Absentéisme, baisse de la productivité, baisse de l’attention et de la motivation, mais aussi diminution de l’intégration des équipes et de l’engagement des salariés : le stress au travail peut avoir des conséquences importantes sur les entreprises et sur leur performance. Les conséquences du stress peuvent aussi aller plus loin et affecter la santé physique des salariés et leur capacité à faire correctement leur travail.

Pourtant, le stress des salariés est encore trop négligé par les entreprises ! Peu d’entreprises ont réellement mis en place une vraie stratégie de bien-être au travail permettant à leurs salariés de décompresser vraiment. Et il ne s’agit pas juste d’installer un babyfoot dans les locaux : agir sur le stress de ses salariés, c’est avant tout dialoguer avec eux et être à l’écoute de leurs attentes. Il peut s’agir par exemple de mettre en place le télétravail qui permet d’être plus responsables et flexibles, des horaires plus flexibles et moins longs permettant aux salariés d’être plus productifs et de mieux gérer leur équilibre vie privée / vie professionnelle, faire en sorte d’appliquer le droit à la déconnexion, ou encore de mettre en place des outils comme la marche au travail.

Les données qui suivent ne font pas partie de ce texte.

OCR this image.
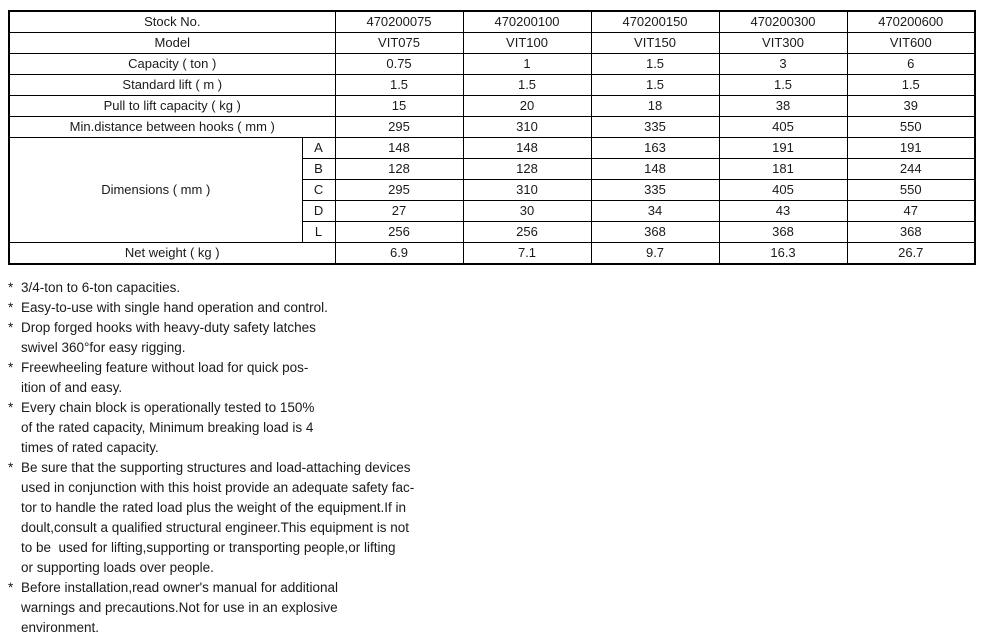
Stock No.		470200075	470200100	470200150	470200300	470200600
Model		VIT075	VIT100	VIT150	VIT300	VIT600
Capacity ( ton )		0.75	1	1.5	3	6
Standard lift ( m )		1.5	1.5	1.5	1.5	1.5
Pull to lift capacity ( kg )		15	20	18	38	39
Min.distance between hooks ( mm )		295	310	335	405	550
Dimensions ( mm )	A	148	148	163	191	191
	B	128	128	148	181	244
	C	295	310	335	405	550
	D	27	30	34	43	47
	L	256	256	368	368	368
Net weight ( kg )		6.9	7.1	9.7	16.3	26.7
* 3/4-ton to 6-ton capacities.
* Easy-to-use with single hand operation and control.
* Drop forged hooks with heavy-duty safety latches
swivel 360°for easy rigging.
* Freewheeling feature without load for quick pos-
ition of and easy.
* Every chain block is operationally tested to 150%
of the rated capacity, Minimum breaking load is 4
times of rated capacity.
* Be sure that the supporting structures and load-attaching devices
used in conjunction with this hoist provide an adequate safety fac-
tor to handle the rated load plus the weight of the equipment.If in
doult,consult a qualified structural engineer.This equipment is not
to be  used for lifting,supporting or transporting people,or lifting
or supporting loads over people.
* Before installation,read owner's manual for additional
warnings and precautions.Not for use in an explosive
environment.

Mais il s’agit avant tout de changer de modèle, de proposer un management différent, bienveillant, qui se focalise sur l’épanouissement en général, et de se placer dans un paradigme global de responsabilité de l’entreprise.

Reste à savoir quand les entreprises prendront en compte cette dimension, dont le coût est parfois difficile à saisir, et quand elles se décideront enfin à voir dans leurs salariés plus que des “ressources” humaines dédiées à la production.